After hearing an old friend’s comments on his final regular broadcast, I couldn’t help feeling short-changed by the folks that run national radio here in New Zealand. Dougal Stevenson’s final remarks were delivered with the same calm dignity with which he had presented TVNZ national news for so many years. There’s far more to Dougal than a BBC accent, there’s a genuine love of the English language, a deceptively dry wit and, as I discovered, a willingness to encourage those new to public performances. My first encounter with him was for the first episode of the TV series ‘Antiques For Love Or Money’. Throughout that programme, and the ones that followed, he provided an example of how TV personalities should go about their work. Always thoroughly prepared, calm and unflaggingly polite to all involved, he hosted the shows with an assurance that filtered through to crew and cast alike. 
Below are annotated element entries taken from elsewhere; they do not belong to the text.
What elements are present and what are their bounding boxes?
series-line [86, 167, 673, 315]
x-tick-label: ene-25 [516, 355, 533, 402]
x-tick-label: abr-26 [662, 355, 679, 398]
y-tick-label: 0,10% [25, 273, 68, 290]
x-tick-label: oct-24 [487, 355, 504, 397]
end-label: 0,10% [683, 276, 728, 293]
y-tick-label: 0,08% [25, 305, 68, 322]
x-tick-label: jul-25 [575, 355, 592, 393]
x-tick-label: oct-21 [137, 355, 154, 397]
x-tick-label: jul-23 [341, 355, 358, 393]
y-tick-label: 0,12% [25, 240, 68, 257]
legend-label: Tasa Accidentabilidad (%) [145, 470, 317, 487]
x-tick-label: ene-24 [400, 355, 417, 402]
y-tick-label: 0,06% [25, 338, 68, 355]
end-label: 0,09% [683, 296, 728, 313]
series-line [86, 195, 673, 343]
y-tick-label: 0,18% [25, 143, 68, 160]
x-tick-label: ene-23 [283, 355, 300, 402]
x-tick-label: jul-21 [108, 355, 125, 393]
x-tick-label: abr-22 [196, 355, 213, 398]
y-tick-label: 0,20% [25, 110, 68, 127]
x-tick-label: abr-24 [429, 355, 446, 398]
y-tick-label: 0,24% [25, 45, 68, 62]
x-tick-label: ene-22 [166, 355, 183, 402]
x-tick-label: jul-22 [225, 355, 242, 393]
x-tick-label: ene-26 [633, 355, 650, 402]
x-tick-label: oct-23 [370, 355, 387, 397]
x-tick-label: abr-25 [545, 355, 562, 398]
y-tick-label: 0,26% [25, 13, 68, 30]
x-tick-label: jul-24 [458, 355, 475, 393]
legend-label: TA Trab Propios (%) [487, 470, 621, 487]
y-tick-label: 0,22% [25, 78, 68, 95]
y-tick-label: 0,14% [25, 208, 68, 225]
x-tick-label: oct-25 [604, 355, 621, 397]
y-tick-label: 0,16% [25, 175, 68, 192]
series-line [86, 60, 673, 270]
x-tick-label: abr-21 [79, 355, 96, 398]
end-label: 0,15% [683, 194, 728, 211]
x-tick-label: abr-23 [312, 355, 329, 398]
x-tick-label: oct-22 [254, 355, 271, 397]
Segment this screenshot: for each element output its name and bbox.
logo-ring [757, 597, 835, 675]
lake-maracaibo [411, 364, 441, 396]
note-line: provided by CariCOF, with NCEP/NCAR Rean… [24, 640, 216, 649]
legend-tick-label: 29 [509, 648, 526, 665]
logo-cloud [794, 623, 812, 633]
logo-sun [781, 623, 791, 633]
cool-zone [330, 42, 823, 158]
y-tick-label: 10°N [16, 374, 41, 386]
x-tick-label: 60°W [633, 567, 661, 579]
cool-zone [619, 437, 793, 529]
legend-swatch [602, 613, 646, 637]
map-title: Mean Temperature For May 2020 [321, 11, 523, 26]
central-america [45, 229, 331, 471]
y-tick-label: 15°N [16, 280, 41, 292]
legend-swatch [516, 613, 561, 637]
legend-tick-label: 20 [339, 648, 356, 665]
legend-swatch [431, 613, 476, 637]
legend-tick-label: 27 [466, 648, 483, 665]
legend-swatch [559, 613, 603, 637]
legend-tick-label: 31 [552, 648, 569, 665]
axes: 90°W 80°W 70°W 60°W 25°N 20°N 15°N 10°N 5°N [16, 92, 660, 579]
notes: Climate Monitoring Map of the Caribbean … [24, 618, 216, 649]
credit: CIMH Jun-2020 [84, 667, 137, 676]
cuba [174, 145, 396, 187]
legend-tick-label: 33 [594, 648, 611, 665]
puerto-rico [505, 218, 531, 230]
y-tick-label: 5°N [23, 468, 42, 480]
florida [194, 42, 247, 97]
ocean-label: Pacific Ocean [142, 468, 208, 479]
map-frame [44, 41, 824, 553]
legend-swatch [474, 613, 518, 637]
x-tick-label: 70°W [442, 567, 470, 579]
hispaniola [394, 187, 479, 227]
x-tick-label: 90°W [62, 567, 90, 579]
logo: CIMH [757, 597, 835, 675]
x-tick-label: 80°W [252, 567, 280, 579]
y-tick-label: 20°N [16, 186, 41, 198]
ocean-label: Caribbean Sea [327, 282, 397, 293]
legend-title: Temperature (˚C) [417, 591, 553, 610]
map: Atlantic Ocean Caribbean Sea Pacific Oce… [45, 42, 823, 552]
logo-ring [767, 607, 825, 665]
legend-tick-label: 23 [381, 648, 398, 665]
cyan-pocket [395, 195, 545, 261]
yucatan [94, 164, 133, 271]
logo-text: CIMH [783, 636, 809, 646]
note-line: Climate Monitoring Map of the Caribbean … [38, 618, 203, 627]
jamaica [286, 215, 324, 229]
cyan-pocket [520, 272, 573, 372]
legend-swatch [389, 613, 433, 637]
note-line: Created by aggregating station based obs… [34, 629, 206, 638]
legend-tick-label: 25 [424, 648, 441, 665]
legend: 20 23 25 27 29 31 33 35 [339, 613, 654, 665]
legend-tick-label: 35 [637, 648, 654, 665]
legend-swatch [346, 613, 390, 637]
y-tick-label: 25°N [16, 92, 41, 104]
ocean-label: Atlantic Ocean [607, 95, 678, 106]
Later he hosted the series ‘Dunedin Diary’: no teleprompter or desktop computer to back up, just good topical live television with a professional at the helm. When we teamed up for fundraising auctions, the entertainer replaced the newsreader, offering a gentle wit to engage bidders on a personal level, thus compensating them for my rantings (it often worked!). An overdue award in this year’s Honours list was accepted with the same self-effacing manner as his last regular broadcast was delivered. The powers-that-be in broadcasting may have decided that slicker and quicker is the way of the future for national radio; if so, someone should point out that it’s the lack of hype that keeps us tuned in. In an age when everybody is bemoaning the lack of communication skill in our children, it’s ironic that a national broadcasting network should allow itself to lose someone so patently talented in reaching people at all levels, by simply speaking well.